Each hyperverse is coupled to a single La Hampan organism called a nataraja (from dancer king, which is used in India as synonym for dancing many-armed Shiva). The natarajas resemble jellyfish.

As hampatime elapses, a nataraja jellyfish is beating its invisible spacetime veils, flexing them to make them lovelier. And as the veils get more beautiful, as their hyperverse evolves, the nataraja begins to glow. And at some point it begins to resemble a sun. And that’s when the cosmic novel is done!
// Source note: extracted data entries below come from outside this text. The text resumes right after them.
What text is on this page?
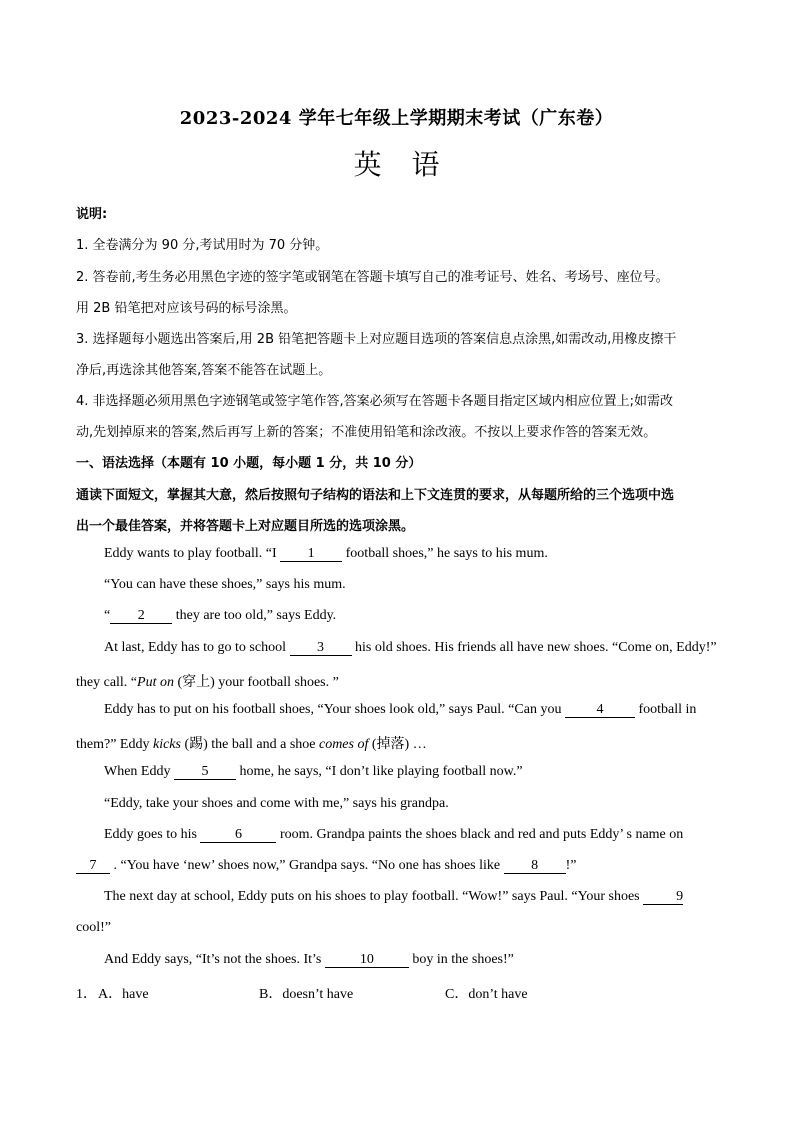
2023-2024 学年七年级上学期期末考试（广东卷）
英语
说明:
1. 全卷满分为 90 分,考试用时为 70 分钟。
2. 答卷前,考生务必用黑色字迹的签字笔或钢笔在答题卡填写自己的准考证号、姓名、考场号、座位号。
用 2B 铅笔把对应该号码的标号涂黑。
3. 选择题每小题选出答案后,用 2B 铅笔把答题卡上对应题目选项的答案信息点涂黑,如需改动,用橡皮擦干
净后,再选涂其他答案,答案不能答在试题上。
4. 非选择题必须用黑色字迹钢笔或签字笔作答,答案必须写在答题卡各题目指定区域内相应位置上;如需改
动,先划掉原来的答案,然后再写上新的答案；不准使用铅笔和涂改液。不按以上要求作答的答案无效。
一、语法选择（本题有 10 小题，每小题 1 分，共 10 分）
通读下面短文，掌握其大意，然后按照句子结构的语法和上下文连贯的要求，从每题所给的三个选项中选
出一个最佳答案，并将答题卡上对应题目所选的选项涂黑。
Eddy wants to play football. “I 1 football shoes,” he says to his mum.
“You can have these shoes,” says his mum.
“ 2 they are too old,” says Eddy.
At last, Eddy has to go to school 3 his old shoes. His friends all have new shoes. “Come on, Eddy!”
they call. “Put on (穿上) your football shoes. ”
Eddy has to put on his football shoes, “Your shoes look old,” says Paul. “Can you 4 football in
them?” Eddy kicks (踢) the ball and a shoe comes of (掉落) …
When Eddy 5 home, he says, “I don’t like playing football now.”
“Eddy, take your shoes and come with me,” says his grandpa.
Eddy goes to his 6 room. Grandpa paints the shoes black and red and puts Eddy’ s name on
7 . “You have ‘new’ shoes now,” Grandpa says. “No one has shoes like 8 !”
The next day at school, Eddy puts on his shoes to play football. “Wow!” says Paul. “Your shoes 9
cool!”
And Eddy says, “It’s not the shoes. It’s	10	boy in the shoes!”
1． A．have	B．doesn’t have	C．don’t have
5 Responses to “Natarajas in Jellyfish Lake”

  1. Mac Says:

    Posthuman Blues
    I guess I wasn’t aware, until this post, that “Mathemeticians In Love” was SF. Not that I don’t read non-genre books (far from it), but this picques my interest.
    Wonderfully weird photos!

  2. jher Says:

    palau via google maps
    Not a very high res satellite scan but I thought you might be amused.
    Cool related site:
    google sightseeing

  3. jher Says:

    palau zoomed out
    Forgot to zoom out first before saving that link for google maps. This one is better.

  4. JonO Says:

    heck yeah!
    Check it out: Radio Zumbido, Los Ultimos Dias Del A.M. has a track “El Hampa” which always makes me think of Lake Atitlan, both of which together constitute a tunnel to higher universe if ever there was one…
    a Radio Zumbido page

    JonO, Minneapolis
    burnunit@waste.org
    my lj

  5. Rudy Says:

    Thanks, JonO, for the “El Hampa” link. Cool sounds, I’m gonna play it a bunch of time.
    But now I’m confused. In Googling, I find both “La Hampa” and “El Hampa” in use. I don’t know Spanish, but I thought La and El were, respectively, female and male gender? Does hampa have two meanings depending on gender? Or can you use either article.
    My understanding is that “la hampa” means “the underworld” in the gangland sense of the word.